I’m grateful to be a part of a church that accepts people of all backgrounds and histories. We have shepherds and deacons in our church who have been divorced, and I’m thankful that they are able to use what some would use a mark of shame as a testament to God’s faithfulness and work in their lives. And Jeff, I would urge you remember that God judges us in the same way we judge others. It is when we are salt and light, and not judgmental police, that others will come to know Christ.
Oh, Keith. I remember your divorce still, with pain and sorrow for you. I am so happy that you have found your wife and children since then, and I am so proud of you for being willing to expose yourself to self-important trolls who have to get all the juicy bits of your personal business… just for scriptural reasons, of course. What is truly sad is that the important message you have so artfully wrought is lost in the nit picking, while they whine and complain about your credentials and pretend that you have set yourself up as more than you are… a loving servant.
My parents were divorced before they met, and they carried the social stigma all of their lives regardless of the rightness and necessity of their actions.

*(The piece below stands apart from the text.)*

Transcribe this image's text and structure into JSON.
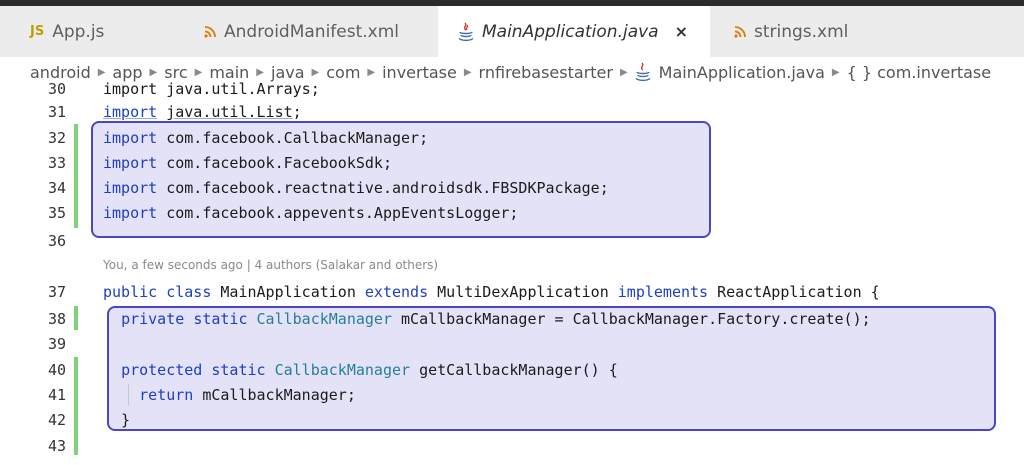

My wife’s mother was ‘left’ by her husband… who remained a stolid church-attendee, while her mother was shunned with her three little girls, looked down upon for having to make a living for herself and them.
“there shouldn’t be any shame in being divorced if your [sic] the innocent party.”
That is so true. And yet, so few are willing to let that be. Having the god “Being Right” before our Lord is so common.
Love and acceptance.
I’m guilty of trying to find the church we were leaving when we left Tx and moved back to ‘Bama. However we were looking for the acceptance we had left, and we found it.
“Should we pull out the weeds?” the farmer’s workers asked.
“No,” the farmer replied, “you’ll uproot the wheat if you do. Let both grow together until the harvest. Then I will tell the harvesters to sort out the weeds, tie them into bundles, and burn them, and to put the wheat in the barn.”
praying for Jeff Richardon’s soul. won’t you all join me?
Wow!!! I was just going to say, that looking for community is what being in Christ is all about, we are a gathering a community.
At one time, I would have held the view, “is it scriptural?” but as I grew older, and listened to those who promote that view, I had to ask myself, “does that sound like Jesus?” and it doesn’t sound like Jesus!! I’m still learning, but I believe we need to look at adultery as the breaking of covenant, and I thought Keith would address that. I think I’m going to re-read “divorce remarriage: a redemptive theology”.
Yikes, I just wanted to say that nothing is worse than feeling lonely in a group of hundreds of people. The hardest thing to find is true community. When you find the “legalistic” mind set of a group unbearable anymore, it is still a struggle to find a new home. A truly accepting community is a rare and wonderful thing.
Keith, I am not speaking of any specific sin, but you are dead wrong in this discussion. You cannot go to God for forgiveness of sins in the morning and recommit that sin the same night, and expect any results, except refusal.
Then I’m dead, and wrong – but I am not dissolving my marriage to make commenterson my blog happy since scripture says to do nothing of the kind.